I am sure we all enjoyed our charming Arctic Char last night at dinner, and now we are enjoying an equally charming Arctic Chair. I use the word “enjoy” in two distinct senses, precluding, of course, the obsolete third. (Laughter.)
But let me be serious. I wish, as the title of my little chat implies, to consider some of the problems associated with the soi-disant manuscript which is well known to all of you by now, and which goes by the title of The Handmaid’s Tale. I say soi-disant because what we have before us is not the item in its original form. Strictly speaking, it was not a manuscript at all when first discovered, and bore no title. The superscription “The Handmaid’s Tale” was appended to it by Professor Wade, partly in homage to the great Geoffrey Chaucer; but those of you who know Professor Wade informally, as I do, will understand when I say that I am sure all puns were intentional, particularly that having to do with the archaic vulgar signification of the word tail; that being, to some extent, the bone, as it were, of contention, in that phase of Gileadean society of which our saga treats. (Laughter, applause.)
This item – I hesitate to use the word document – was unearthed on the site of what was once the city of Bangor, in what, at the time prior to the inception of the Gileadean regime, would have been the State of Maine. We know that this city was a prominent way-station on what our author refers to as “The Underground Femaleroad,” since dubbed by some of our historical wags “The Underground Frailroad.” (Laughter, groans.) For this reason, our Association has taken a particular interest in it.

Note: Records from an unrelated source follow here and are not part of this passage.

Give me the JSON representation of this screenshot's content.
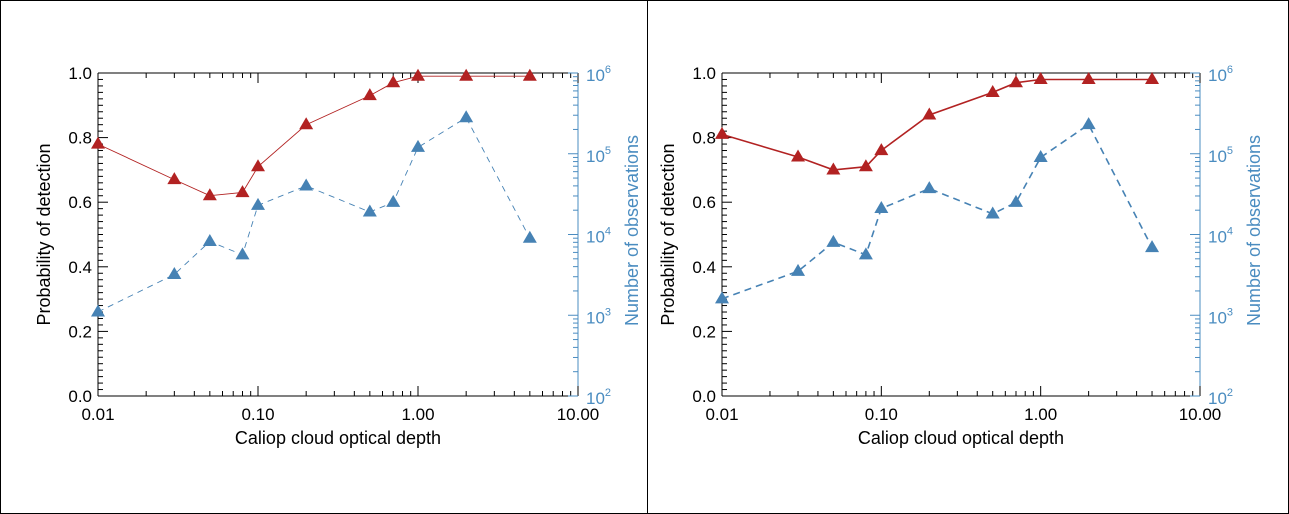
{
  "colors": {
    "probability": "#b22222",
    "observations": "#4682b4",
    "axis_right": "#4a8cc0",
    "frame": "#000000"
  },
  "chart_data": [
    {
      "type": "line",
      "xlabel": "Caliop cloud optical depth",
      "ylabel": "Probability of detection",
      "y2label": "Number of observations",
      "xscale": "log",
      "xlim": [
        0.01,
        10
      ],
      "ylim": [
        0,
        1
      ],
      "y2scale": "log",
      "y2lim": [
        100,
        1000000
      ],
      "xticks": [
        "0.01",
        "0.10",
        "1.00",
        "10.00"
      ],
      "yticks": [
        "0.0",
        "0.2",
        "0.4",
        "0.6",
        "0.8",
        "1.0"
      ],
      "y2ticks": [
        {
          "base": "10",
          "exp": "2"
        },
        {
          "base": "10",
          "exp": "3"
        },
        {
          "base": "10",
          "exp": "4"
        },
        {
          "base": "10",
          "exp": "5"
        },
        {
          "base": "10",
          "exp": "6"
        }
      ],
      "series": [
        {
          "axis": "left",
          "style": "solid-thin",
          "x": [
            0.01,
            0.03,
            0.05,
            0.08,
            0.1,
            0.2,
            0.5,
            0.7,
            1.0,
            2.0,
            5.0
          ],
          "values": [
            0.78,
            0.67,
            0.62,
            0.63,
            0.71,
            0.84,
            0.93,
            0.97,
            0.99,
            0.99,
            0.99
          ]
        },
        {
          "axis": "right",
          "style": "dashed-thin",
          "x": [
            0.01,
            0.03,
            0.05,
            0.08,
            0.1,
            0.2,
            0.5,
            0.7,
            1.0,
            2.0,
            5.0
          ],
          "values": [
            1100,
            3200,
            8200,
            5600,
            23000,
            40000,
            19000,
            25000,
            120000,
            280000,
            9000
          ]
        }
      ]
    },
    {
      "type": "line",
      "xlabel": "Caliop cloud optical depth",
      "ylabel": "Probability of detection",
      "y2label": "Number of observations",
      "xscale": "log",
      "xlim": [
        0.01,
        10
      ],
      "ylim": [
        0,
        1
      ],
      "y2scale": "log",
      "y2lim": [
        100,
        1000000
      ],
      "xticks": [
        "0.01",
        "0.10",
        "1.00",
        "10.00"
      ],
      "yticks": [
        "0.0",
        "0.2",
        "0.4",
        "0.6",
        "0.8",
        "1.0"
      ],
      "y2ticks": [
        {
          "base": "10",
          "exp": "2"
        },
        {
          "base": "10",
          "exp": "3"
        },
        {
          "base": "10",
          "exp": "4"
        },
        {
          "base": "10",
          "exp": "5"
        },
        {
          "base": "10",
          "exp": "6"
        }
      ],
      "series": [
        {
          "axis": "left",
          "style": "solid-thick",
          "x": [
            0.01,
            0.03,
            0.05,
            0.08,
            0.1,
            0.2,
            0.5,
            0.7,
            1.0,
            2.0,
            5.0
          ],
          "values": [
            0.81,
            0.74,
            0.7,
            0.71,
            0.76,
            0.87,
            0.94,
            0.97,
            0.98,
            0.98,
            0.98
          ]
        },
        {
          "axis": "right",
          "style": "dashed-thick",
          "x": [
            0.01,
            0.03,
            0.05,
            0.08,
            0.1,
            0.2,
            0.5,
            0.7,
            1.0,
            2.0,
            5.0
          ],
          "values": [
            1600,
            3500,
            8000,
            5600,
            21000,
            37000,
            18000,
            25000,
            90000,
            230000,
            6900
          ]
        }
      ]
    }
  ]
}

The item in its pristine state consisted of a metal foot-locker, U.S. Army issue, circa perhaps 1955. This fact of itself need have no significance, as it is known that such foot-lockers were frequently sold as “army surplus” and must therefore have been widespread. Within this foot-locker, which was sealed with tape of the kind once used on packages to be sent by post, were approximately thirty tape cassettes, of the type that became obsolete sometime in the eighties or nineties with the advent of the compact disc.
I remind you that this was not the first such discovery. You are doubtless familiar, for instance, with the item known as “The A.B. Memoirs,” located in a garage in a suburb of Seattle, and with “The Diary of P.,” excavated by accident during the erection of a new meeting house in the vicinity of what was once Syracuse, New York.
Professor Wade and I were very excited by this new discovery. Luckily we had, several years before, with the aid of our excellent resident antiquarian technician, reconstructed a machine capable of playing such tapes, and we immediately set about the painstaking work of transcription.
There were some thirty tapes in the collection altogether, with varying proportions of music to spoken word. In general, each tape begins with two or three songs, as camouflage no doubt: then the music is broken off and the speaking voice takes over. The voice is a woman’s and, according to our voice-print experts, the same one throughout. The labels on the cassettes were authentic period labels, dating, of course, from some time before the inception of the Early Gilead era, as all such secular music was banned under the regime. There were, for instance, four tapes entitled “Elvis Presley’s Golden
Years,” three of “Folk Songs of Lithuania,” three of “Boy George Takes It Off,” and two of “Mantovani’s Mellow Strings,” as well as some titles that sported a mere single tape each: “Twisted Sister at Carnegie Hall” is one of which I am particularly fond.
Although the labels were authentic, they were not always appended to the tape with the corresponding songs. In addition, the tapes were arranged in no particular order, being loose at the bottom of the box; nor were they numbered. Thus it was up to Professor Wade and myself to arrange the blocks of speech in the order in which they appeared to go; but, as I have said elsewhere, all such arrangements are based on some guesswork and are to be regarded as approximate, pending further research.
Once we had the transcription in hand – and we had to go over it several times, owing to the difficulties posed by accent, obscure referents, and archaisms – we had to make some decision as to the nature of the material we had thus so laboriously acquired. Several possibilities confronted us. First, the tapes might be a forgery. As you know, there have been several instances of such forgeries, for which publishers have paid large sums, wishing to trade no doubt on the sensationalism of such stories. It appears that certain periods of history quickly become, both for other societies and for those that follow them, the stuff of not especially edifying legend and the occasion for a good deal of hypocritical self-congratulation. If I may be permitted an editorial aside, allow me to say that in my opinion we must be cautious about passing moral judgement upon the Gileadeans. Surely we have learned by now that such judgements are of necessity culture-specific. Also, Gileadean society was under a good deal of pressure, demographic and otherwise, and was subject to factors from which we ourselves are happily more free. Our job is not to censure but to understand.